Defesa de ‘Débora do Batom’ reage após Moraes barrar Lei da Dosimetria
Advogado afirma que lei em vigor foi suspensa por “decisão individual baseada em uma suspensão burocrática”
A defesa de condenados pelos atos de 8 de janeiro criticou neste sábado, 9, a decisão do ministro Alexandre de Moraes, do Supremo Tribunal Federal (STF), de suspender a aplicação da chamada Lei da Dosimetria, aprovada pelo Congresso.
Advogado da cabeleireira Débora Rodrigues dos Santos — conhecida como “Débora do Batom” — e de outros réus, Hélio Garcia Ortiz Junior, afirmou que a decisão ignora uma lei já em vigor.

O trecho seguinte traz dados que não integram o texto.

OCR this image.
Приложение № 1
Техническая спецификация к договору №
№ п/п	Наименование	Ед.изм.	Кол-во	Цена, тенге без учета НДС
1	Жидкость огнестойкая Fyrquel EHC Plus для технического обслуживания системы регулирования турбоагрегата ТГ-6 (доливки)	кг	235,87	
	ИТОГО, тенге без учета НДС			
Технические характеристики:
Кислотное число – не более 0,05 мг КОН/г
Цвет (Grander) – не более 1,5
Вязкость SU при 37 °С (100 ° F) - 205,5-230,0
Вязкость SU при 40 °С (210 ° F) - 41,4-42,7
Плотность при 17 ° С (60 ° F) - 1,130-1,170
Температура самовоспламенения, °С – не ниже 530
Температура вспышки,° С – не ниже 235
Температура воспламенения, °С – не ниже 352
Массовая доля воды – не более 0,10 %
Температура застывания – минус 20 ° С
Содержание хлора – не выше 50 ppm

“O Congresso Nacional aprovou uma lei. A lei foi promulgada. A lei foi publicada. A lei está em vigor. E mesmo assim, ela deixa de ser aplicada por uma decisão individual baseada em uma suspensão burocrática até julgamento futuro de ações no Supremo”, disse em nota.
A suspensão foi determinada por Moraes após pedidos apresentados por condenados que buscavam a aplicação imediata da nova norma.
O ministro decidiu aguardar o julgamento das ações no STF que questionam a constitucionalidade da lei.
Segundo Moraes, a judicialização da norma representa um “fato processual novo e relevante”, capaz de influenciar a análise dos pedidos feitos pelas defesas.
Suspensão atinge pedidos de redução de pena
A decisão foi tomada no processo de uma advogada do interior de São Paulo condenada a 16 anos de prisão pelos atos de 8 de janeiro.
A defesa solicitava a aplicação imediata da Lei da Dosimetria para reduzir a pena.
A mesma determinação acabou sendo estendida a outros nove condenados que acionaram o Supremo com pedidos semelhantes.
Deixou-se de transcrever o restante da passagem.